Avec un tel poids dans l'économie mondiale, les banques ont un rôle majeur à jouer si on veut atteindre l'objectif de la neutralité carbone à l'horizon 2050 et conserver un changement climatique supportable. En sélectionnant leurs placements financiers, elles influent directement sur la mise en œuvre des objectifs de l'Accord de Paris et elles peuvent donc faire pencher la balance vers les vrais acteurs du développement durable. Un choix pris par La Banque Postale en 2021 afin de ne plus financer les énergies fossiles dès 2030, mais aussi par le Crédit Coopératif, la NEF, Helios et de nombreuses banques vertes apparues ces dernières années.
Au-delà de la contribution à l'effort général, elles mettent en valeur leur image auprès des usagers, des entreprises cibles et des investisseurs, se démarquant ainsi de la concurrence. Plus d'attractivité signifie plus de retombées financières. D'autant plus que les banques font partie des sociétés qui ont l'obligation de publier leur bilan des émissions de gaz à effet de serre (BEGES) dans leur déclaration de performance extra-financière (DPEF).Enfin, toutes les actions menées pour réduire leur impact environnemental les rapprocheront des directives nationales, européennes et internationales avec l'obtention d'un label et/ou de subventions et valorisations (Pacte Vert Européen…).

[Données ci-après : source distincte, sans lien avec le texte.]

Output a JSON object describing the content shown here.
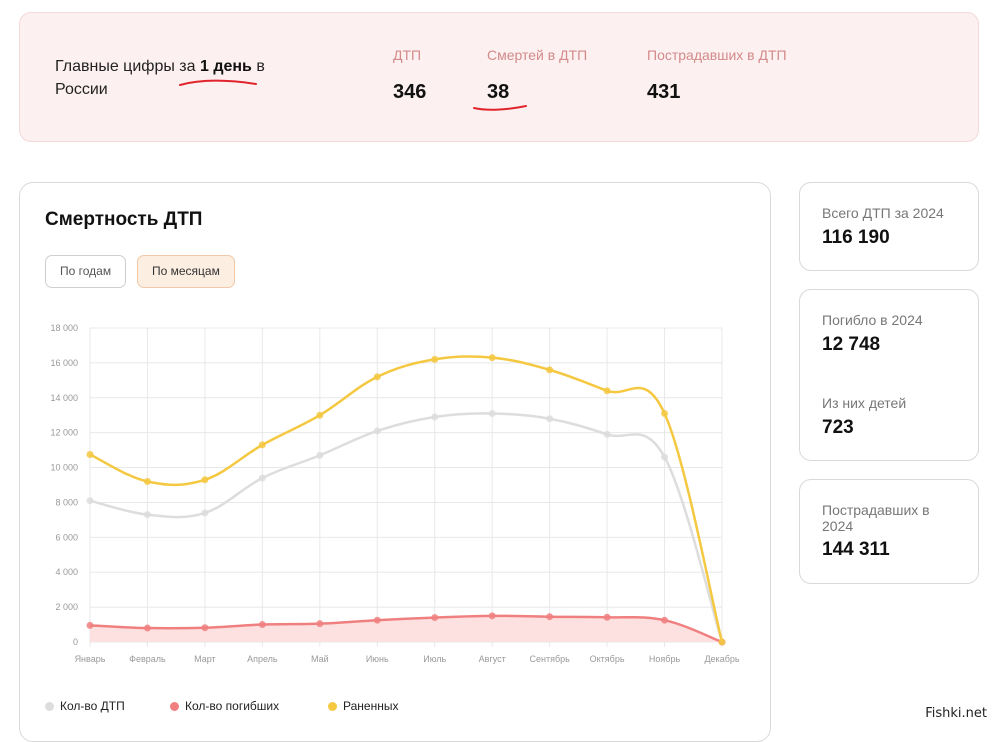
{
  "banner": {
    "title_prefix": "Главные цифры за ",
    "title_bold": "1 день",
    "title_suffix": " в России",
    "stats": [
      {
        "label": "ДТП",
        "value": "346"
      },
      {
        "label": "Смертей в ДТП",
        "value": "38"
      },
      {
        "label": "Пострадавших в ДТП",
        "value": "431"
      }
    ],
    "underline_color": "#e0242c"
  },
  "card": {
    "title": "Смертность ДТП",
    "toggle_years": "По годам",
    "toggle_months": "По месяцам"
  },
  "chart_data": {
    "type": "line",
    "categories": [
      "Январь",
      "Февраль",
      "Март",
      "Апрель",
      "Май",
      "Июнь",
      "Июль",
      "Август",
      "Сентябрь",
      "Октябрь",
      "Ноябрь",
      "Декабрь"
    ],
    "ylim": [
      0,
      18000
    ],
    "yticks": [
      0,
      2000,
      4000,
      6000,
      8000,
      10000,
      12000,
      14000,
      16000,
      18000
    ],
    "ytick_labels": [
      "0",
      "2 000",
      "4 000",
      "6 000",
      "8 000",
      "10 000",
      "12 000",
      "14 000",
      "16 000",
      "18 000"
    ],
    "grid": true,
    "legend_position": "bottom-left",
    "series": [
      {
        "name": "Кол-во ДТП",
        "color": "#dddddd",
        "values": [
          8100,
          7300,
          7400,
          9400,
          10700,
          12100,
          12900,
          13100,
          12800,
          11900,
          10600,
          0
        ]
      },
      {
        "name": "Кол-во погибших",
        "color": "#f08080",
        "fill": "#fde0e0",
        "values": [
          950,
          800,
          820,
          1000,
          1050,
          1250,
          1400,
          1500,
          1450,
          1420,
          1250,
          0
        ]
      },
      {
        "name": "Раненных",
        "color": "#f5c842",
        "values": [
          10750,
          9200,
          9300,
          11300,
          13000,
          15200,
          16200,
          16300,
          15600,
          14400,
          13100,
          0
        ]
      }
    ]
  },
  "side": [
    {
      "label": "Всего ДТП за 2024",
      "value": "116 190"
    },
    {
      "label": "Погибло в 2024",
      "value": "12 748"
    },
    {
      "label": "Из них детей",
      "value": "723"
    },
    {
      "label": "Пострадавших в 2024",
      "value": "144 311"
    }
  ],
  "watermark": "Fishki.net"
}
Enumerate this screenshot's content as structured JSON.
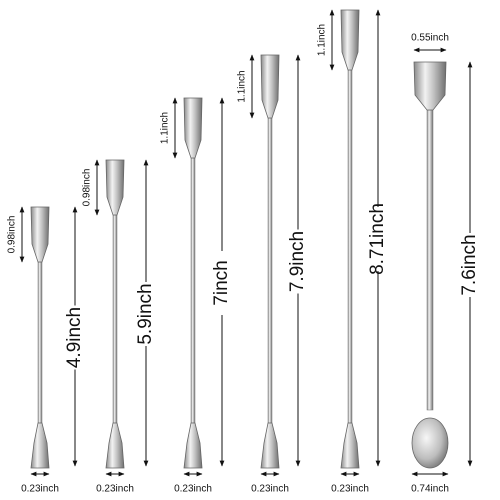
{
  "items": [
    {
      "head": "0.98inch",
      "length": "4.9inch",
      "width": "0.23inch"
    },
    {
      "head": "0.98inch",
      "length": "5.9inch",
      "width": "0.23inch"
    },
    {
      "head": "1.1inch",
      "length": "7inch",
      "width": "0.23inch"
    },
    {
      "head": "1.1inch",
      "length": "7.9inch",
      "width": "0.23inch"
    },
    {
      "head": "1.1inch",
      "length": "8.71inch",
      "width": "0.23inch"
    },
    {
      "top_width": "0.55inch",
      "length": "7.6inch",
      "width": "0.74inch"
    }
  ]
}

Après avoir réduit les émissions de leur activité, les sociétés bancaires peuvent compenser les émissions irréductibles, qu'elles soient directes, indirectes ou financées. La première solution de compensation carbone est la contribution à des projets de développement durable. Pour cela, les banques ont accès au marché de conformité du carbone de l'ONU.
Décliné en mécanisme de développement propre (MDP) et en mise en œuvre conjointe (MOC), il permet aux grandes entreprises d'obtenir des crédits carbone (un crédit carbone est égal à une tonne équivalent CO2) en échange de financement sur des projets reconnus, puis de les échanger, notamment sur le Système Communautaire d'Échange de Quotas d'Émissions (en anglais EU-ETS : European Union Emission Trading Scheme).
Au-delà de ce dispositif, les banques qui veulent s'engager davantage peuvent également compenser leurs émissions carbone sur le marché de compensation volontaire, ouvert à tous. En revanche, les crédits carbone acquis ne sont pas échangeables sur le marché des quotas de l'ONU, mais ils le sont via des labels nationaux (label Bas carbone, Climate Action Reserve…) ou des labels internationaux (label Gold Standard, Verified Carbon Standard, Climate Community & Biodiversity, Australian Carbon Credit Units…).
Ce procédé a déjà été choisi par le Crédit Agricole et LCL en France, afin de compenser les émissions résiduelles du placement financier. Il existe aussi de nombreuses ONG qui ne délivrent pas de crédit carbone lors de financement de projets durables mais une certification, tout aussi intéressante pour la banque soucieuse de son impact environnemental et de son image. Enfin, certaines banques proposent à leurs usagers de participer activement à la démarche de compensation carbone en les incitant à compenser leurs opérations bancaires par le financement de projets liés aux énergies bas carbone ou en adaptant les offres commerciales vers des investissements verts (green bonds…).